Fears of a major cyberattack on banks have been rising since hackers successfully stole nearly $100 million from Bangladesh’s central bank in February 2016. Shortly after that incident, Russian central bank officials disclosed that hackers stole more than $31 million (two billion rubles) from the country’s central bank and commercial banks. SWIFT, the predominant messaging network used by banks, warned that these kinds of cyberattacks are set to rise.
According to the Boston Consulting Group, financial firms are 300 times more likely than other institutions to experience cyberattacks. Almost all financial institutions have experienced a cyberattack in one form or another, and the amount of cyberattacks is only increasing. In 2019, Mastercard reported that they experience over 460,000 intrusion attempts each day, which is an increase of 70% from the year prior. Financial institutions are better at detecting and containing cyberattacks than they are at preventing them, an area that severely needs to be improved upon for the safety of the banks and its customers.
The financial industry has struggled to keep pace with technological innovation, particularly given the extensive regulation governing its operations. While legacy technology may seem like just an inconvenience to consumers, it has become a major security risk for commercial banks, insurance companies, and their consumers. At the same time, hackers have benefited from new technologies that make it easier to hack into these legacy banking systems.
For example, the so-called two-factor authentication is a nearly bullet-proof way to secure consumer bank accounts. Banks send a temporary code to the consumer’s cell phone before allowing them to log in, which means hackers would need access to both the computer and the cell phone to gain access to the account. Despite the effectiveness of the method, several major banks don’t use two-factor authentication to protect consumer bank accounts. A large reason for this is that consumers find it to be frustrating and time-consuming.
Impact of Cyberattacks on Banks
Consumers have relatively little to lose from cyberattacks on banks, provided they weren’t lax about safeguarding their information, and they quickly notify the bank if funds are missing. U.S. federal law requires banks to refund customers if someone takes money from their account without authorization and they notify the bank within 60 days of the transactions appearing on their bank statement. Business accounts, however, have fewer protections and could be subject to greater losses.
Banks themselves have fewer assurances from the federal government that they would remain solvent if a major cyberattack were executed. According to some experts, the Financial Stability Oversight Council has largely failed to acknowledge and plan for cyberattacks that threaten the solvency of a major bank. These attacks could target bank processing systems and disrupt critical financial transactions needed to avoid margin calls, for example, triggering a default.

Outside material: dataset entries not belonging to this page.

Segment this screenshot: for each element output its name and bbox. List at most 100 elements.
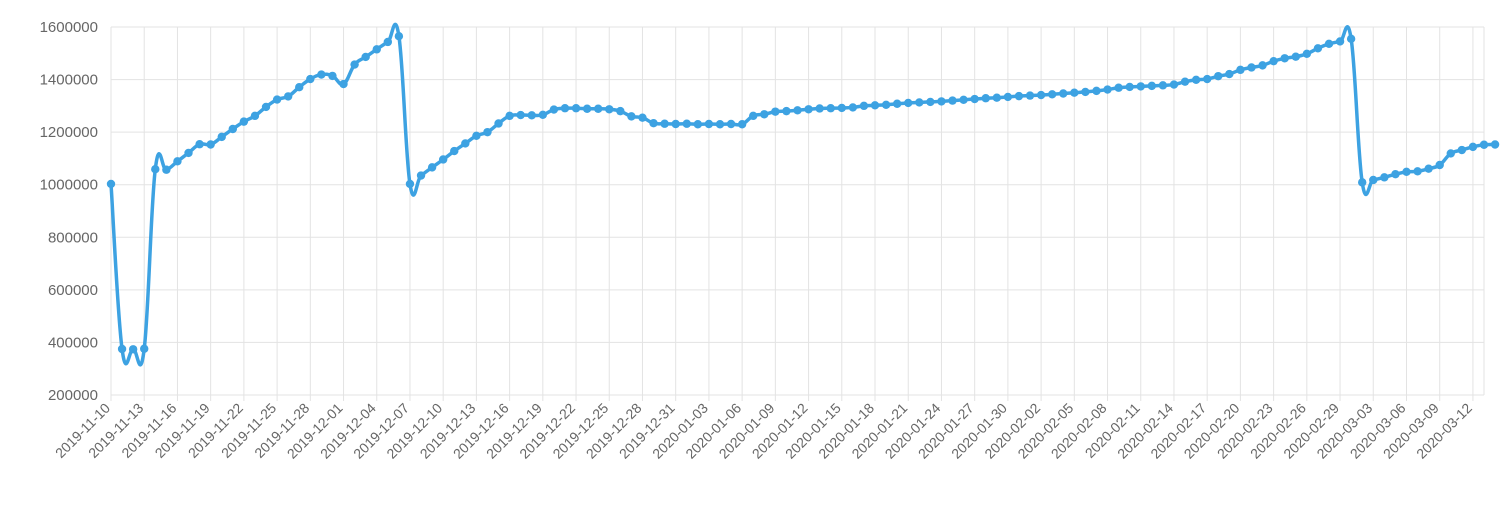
data-point [195, 140, 204, 149]
data-point [904, 98, 913, 108]
data-point [1402, 167, 1411, 177]
data-point [959, 95, 968, 105]
data-point [1081, 87, 1090, 97]
data-point [306, 74, 315, 84]
data-point [1302, 49, 1312, 59]
data-point [383, 37, 393, 47]
data-point [549, 105, 559, 114]
data-point [671, 119, 680, 129]
data-point [560, 104, 570, 113]
data-point [682, 119, 691, 128]
data-point [1291, 52, 1300, 61]
data-point [117, 344, 127, 354]
data-point [760, 110, 769, 119]
data-point [1214, 71, 1223, 81]
data-point [1258, 61, 1267, 70]
data-point [1014, 91, 1024, 101]
data-point [228, 124, 237, 134]
data-point [1324, 39, 1334, 49]
y-axis-ticks: 200000 400000 600000 800000 1000000 1200000 14… [40, 19, 98, 404]
data-point [516, 110, 525, 120]
data-point [350, 60, 359, 69]
data-point [206, 140, 215, 149]
data-point [571, 104, 581, 113]
series-points [106, 32, 1500, 354]
y-tick-label: 600000 [48, 282, 98, 299]
data-point [1435, 160, 1444, 170]
data-point [140, 344, 149, 353]
grid [110, 26, 1485, 401]
y-tick-label: 200000 [48, 387, 98, 404]
data-point [1247, 63, 1256, 72]
data-point [106, 179, 116, 189]
data-point [1391, 170, 1400, 179]
data-point [1125, 82, 1134, 92]
data-point [450, 146, 459, 156]
data-point [937, 97, 946, 106]
data-point [693, 120, 703, 129]
data-point [616, 106, 625, 116]
data-point [1269, 56, 1278, 66]
data-point [1280, 54, 1289, 63]
data-point [848, 103, 858, 112]
data-point [1202, 74, 1212, 84]
data-point [1313, 44, 1323, 53]
data-point [1059, 89, 1068, 98]
data-point [1346, 34, 1356, 44]
data-point [1369, 175, 1378, 185]
data-point [726, 119, 736, 129]
y-tick-label: 1000000 [40, 177, 98, 194]
data-point [494, 119, 503, 128]
data-point [438, 155, 448, 164]
data-point [1191, 75, 1201, 85]
data-point [782, 106, 791, 116]
data-point [461, 139, 470, 148]
data-point [649, 119, 658, 128]
data-point [981, 94, 990, 103]
data-point [1136, 82, 1145, 91]
data-point [1114, 83, 1123, 92]
data-point [1103, 85, 1112, 94]
data-point [1468, 142, 1478, 152]
data-point [1180, 77, 1190, 86]
y-tick-label: 400000 [48, 334, 98, 351]
data-point [1047, 90, 1057, 99]
data-point [1457, 145, 1467, 155]
data-point [427, 163, 437, 172]
data-point [239, 117, 249, 126]
data-point [804, 105, 813, 114]
data-point [173, 157, 182, 166]
data-point [826, 104, 835, 113]
data-point [1225, 69, 1234, 79]
data-point [527, 111, 536, 120]
data-point [405, 179, 415, 189]
data-point [892, 99, 902, 108]
data-point [472, 131, 481, 141]
data-point [749, 111, 758, 121]
data-point [317, 70, 326, 79]
data-point [217, 132, 226, 142]
data-point [250, 111, 260, 121]
data-point [948, 96, 957, 105]
data-point [815, 104, 824, 113]
data-point [328, 71, 337, 81]
data-point [605, 105, 614, 114]
data-point [1169, 80, 1179, 89]
data-point [416, 171, 426, 180]
data-point [881, 100, 891, 110]
data-point [1003, 92, 1013, 102]
data-point [1092, 86, 1101, 96]
data-point [627, 112, 636, 121]
data-point [1158, 81, 1168, 90]
data-point [1380, 173, 1389, 182]
y-tick-label: 800000 [48, 229, 98, 246]
data-point [394, 32, 404, 41]
data-point [992, 93, 1002, 102]
data-point [261, 102, 271, 112]
data-point [771, 107, 780, 116]
data-point [1236, 65, 1245, 75]
x-axis-ticks: 2019-11-102019-11-132019-11-162019-11-19… [52, 400, 1475, 462]
data-point [970, 94, 979, 104]
data-point [538, 110, 548, 119]
data-point [372, 45, 381, 54]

The U.S. government is aware that cyberattacks to financial institutions are a national security threat. The Federal Reserve claims that because of the interconnectivity of banks, the spillover effect of cyberattacks is great. They claim that a cyberattack on any of the five most active U.S. banks could affect 38% of the network. They also claim that cyberattacks on six small banks with less than $10 billion in assets could threaten one of the top five U.S. banks. It's important for institutions to realize that online connectivity has no borders and so the rapid spread of a cyberattack is a crucial element to address in cybersecurity.
Many banks already see millions of attempted attacks each year, resulting in modest losses, but the precedent set by the SWIFT hack on central banks indicates that these attacks are rapidly becoming more sophisticated and that institutions aren't keeping up as quickly as hackers.
The Bottom Line
Cybersecurity has become a paramount concern for the banking sector, but some banks have been hesitant to implement much-needed security measures. In addition, regulators have been slow to develop a plan to address major attacks if and when they occur. Consumers may be able to recover their money under federal law, but some experts are concerned that the escalating attacks could render a major bank insolvent if successful, or at least create a panic that leads to a run on a bank.